The latest scandal is, indeed, a bad one. At the moment, we don’t know the full story of what went wrong, beyond that the papers’ authors and the journals’ editors decided that they could no longer trust the underlying data. Both studies purportedly drew from the medical records of 96,000 patients with Covid-19, seen at hundreds of different hospitals around the world. The NEJM article reported that those with cardiovascular disease were at increased risk for death from Covid-19, and that the use of certain heart medications did not appear to compound that risk. The Lancet paper reported that the drugs hydroxychloroquine and chloroquine did not help the 15,000 patients who took them; in fact, these medications seemed to cause significant harm.
The giant data set was never made available for inspection by other scientists, which would be critical for demonstrating that results are reproducible. More astounding, the private and secretive company that owned the data, called Surgisphere, denied full access to the papers’ authors too. That’s bad faith, and it violates best practices for respectable science.
The NEJM article didn’t make much of an impact, but the Lancet paper was a different matter. Upon publication, the World Health Organization paused an ongoing trial testing the malaria drugs for Covid-19. The trial only started up again when the journal expressed doubts about the validity of the results last week. (Whiplash notwithstanding, the bulk of the available evidence suggests that hydroxychloroquine is useless against the disease.)
Still, many other retractions have held at least as much significance for the public health and for the scientific fields in which they occurred. Remember Andrew Wakefield, the disgraced doctor whose bogus study linking vaccines to autism bred mistrust of lifesaving immunizations against measles, and cyclical outbreaks of the disease? Or Yoshitaka Fujii, a Japanese anesthesiologist whose misconduct led to the retraction of more than 180 papers in the last decade—a record so far for a single author?

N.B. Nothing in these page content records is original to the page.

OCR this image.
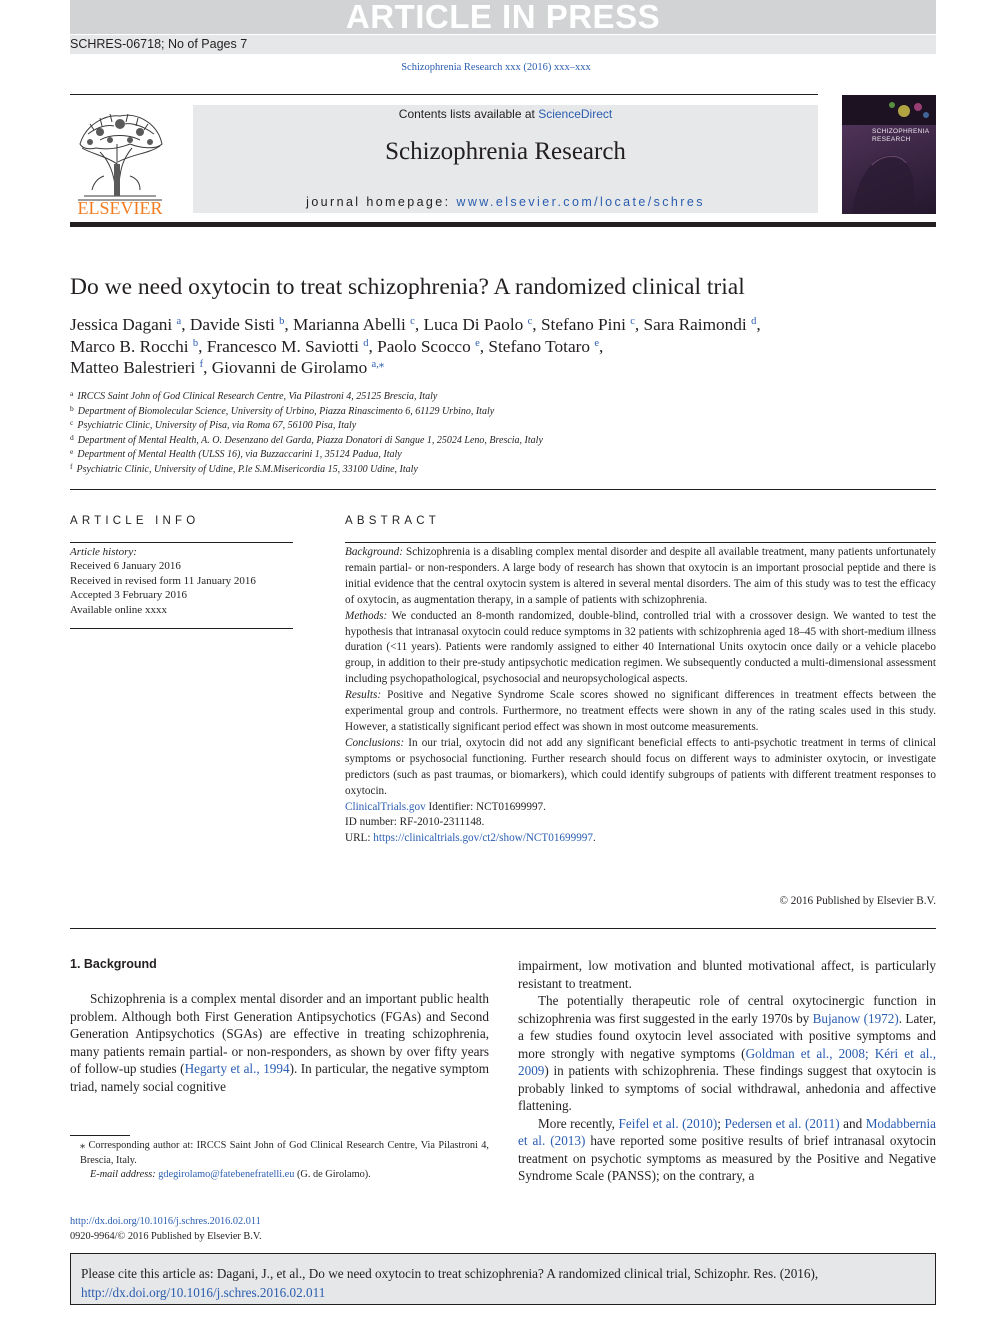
ARTICLE IN PRESS
SCHRES-06718; No of Pages 7
Schizophrenia Research xxx (2016) xxx–xxx
ELSEVIER
Contents lists available at ScienceDirect
Schizophrenia Research
journal homepage: www.elsevier.com/locate/schres
SCHIZOPHRENIA RESEARCH
Do we need oxytocin to treat schizophrenia? A randomized clinical trial
Jessica Dagani $^a$, Davide Sisti $^b$, Marianna Abelli $^c$, Luca Di Paolo $^c$, Stefano Pini $^c$, Sara Raimondi $^d$,
Marco B. Rocchi $^b$, Francesco M. Saviotti $^d$, Paolo Scocco $^e$, Stefano Totaro $^e$,
Matteo Balestrieri $^f$, Giovanni de Girolamo $^{a,⁎}$
$^a$ IRCCS Saint John of God Clinical Research Centre, Via Pilastroni 4, 25125 Brescia, Italy
$^b$ Department of Biomolecular Science, University of Urbino, Piazza Rinascimento 6, 61129 Urbino, Italy
$^c$ Psychiatric Clinic, University of Pisa, via Roma 67, 56100 Pisa, Italy
$^d$ Department of Mental Health, A. O. Desenzano del Garda, Piazza Donatori di Sangue 1, 25024 Leno, Brescia, Italy
$^e$ Department of Mental Health (ULSS 16), via Buzzaccarini 1, 35124 Padua, Italy
$^f$ Psychiatric Clinic, University of Udine, P.le S.M.Misericordia 15, 33100 Udine, Italy
ARTICLE INFO
Article history:
Received 6 January 2016
Received in revised form 11 January 2016
Accepted 3 February 2016
Available online xxxx
ABSTRACT
Background: Schizophrenia is a disabling complex mental disorder and despite all available treatment, many patients unfortunately remain partial- or non-responders. A large body of research has shown that oxytocin is an important prosocial peptide and there is initial evidence that the central oxytocin system is altered in several mental disorders. The aim of this study was to test the efficacy of oxytocin, as augmentation therapy, in a sample of patients with schizophrenia.
Methods: We conducted an 8-month randomized, double-blind, controlled trial with a crossover design. We wanted to test the hypothesis that intranasal oxytocin could reduce symptoms in 32 patients with schizophrenia aged 18–45 with short-medium illness duration (<11 years). Patients were randomly assigned to either 40 International Units oxytocin once daily or a vehicle placebo group, in addition to their pre-study antipsychotic medication regimen. We subsequently conducted a multi-dimensional assessment including psychopathological, psychosocial and neuropsychological aspects.
Results: Positive and Negative Syndrome Scale scores showed no significant differences in treatment effects between the experimental group and controls. Furthermore, no treatment effects were shown in any of the rating scales used in this study. However, a statistically significant period effect was shown in most outcome measurements.
Conclusions: In our trial, oxytocin did not add any significant beneficial effects to anti-psychotic treatment in terms of clinical symptoms or psychosocial functioning. Further research should focus on different ways to administer oxytocin, or investigate predictors (such as past traumas, or biomarkers), which could identify subgroups of patients with different treatment responses to oxytocin.
ClinicalTrials.gov Identifier: NCT01699997.
ID number: RF-2010-2311148.
URL: https://clinicaltrials.gov/ct2/show/NCT01699997.
© 2016 Published by Elsevier B.V.
1. Background

Schizophrenia is a complex mental disorder and an important public health problem. Although both First Generation Antipsychotics (FGAs) and Second Generation Antipsychotics (SGAs) are effective in treating schizophrenia, many patients remain partial- or non-responders, as shown by over fifty years of follow-up studies (Hegarty et al., 1994). In particular, the negative symptom triad, namely social cognitive

impairment, low motivation and blunted motivational affect, is particularly resistant to treatment.

The potentially therapeutic role of central oxytocinergic function in schizophrenia was first suggested in the early 1970s by Bujanow (1972). Later, a few studies found oxytocin level associated with positive symptoms and more strongly with negative symptoms (Goldman et al., 2008; Kéri et al., 2009) in patients with schizophrenia. These findings suggest that oxytocin is probably linked to symptoms of social withdrawal, anhedonia and affective flattening.

More recently, Feifel et al. (2010); Pedersen et al. (2011) and Modabbernia et al. (2013) have reported some positive results of brief intranasal oxytocin treatment on psychotic symptoms as measured by the Positive and Negative Syndrome Scale (PANSS); on the contrary, a

⁎ Corresponding author at: IRCCS Saint John of God Clinical Research Centre, Via Pilastroni 4, Brescia, Italy.
E-mail address: gdegirolamo@fatebenefratelli.eu (G. de Girolamo).
http://dx.doi.org/10.1016/j.schres.2016.02.011
0920-9964/© 2016 Published by Elsevier B.V.
Please cite this article as: Dagani, J., et al., Do we need oxytocin to treat schizophrenia? A randomized clinical trial, Schizophr. Res. (2016), http://dx.doi.org/10.1016/j.schres.2016.02.011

How about Anil Potti, a former superstar at Duke University who fabricated data in his research on cancer therapies, which 60 Minutes called “one of the biggest medical research frauds ever” in 2012? Or John Darsee, a Harvard cardiologist caught falsifying data in a case from the early 1980s that, per the Times, raised “fundamental questions about the self-policing system of science](https://www.nytimes.com/1983/06/14/science/notorious-darsee-case-shakes-assumptions-about-science.html)”? You get the picture.
Some leaders in the areas of research affected by these episodes have taken stock and implemented reforms: new policies on data sharing, preregistration of studies, even hiring statisticians and image sleuths to look for suspicious findings in manuscripts. But in treating every new scandal as an aberration, scientists and policymakers allow themselves to sidestep a central issue they have failed to address for many years. Namely: Problematic research is not nearly as rare as the powers that be in science would like us to think, and efforts to self-police haven’t been particularly effective.
Assigning blame in the newest unraveling isn’t hard. The papers’ authors, led by Harvard researcher Mandeep Mehra, shouldn’t have put their names on a paper lacking transparent data. The journals’ editors are on the hook, too, for accepting articles with the same limitations on sharing. And coauthor Sapan Desai, the CEO of Surgisphere—who has written papers in the past on fraud and “moral turpitude” in medical publishing—well, we don’t quite know what he did or didn’t do.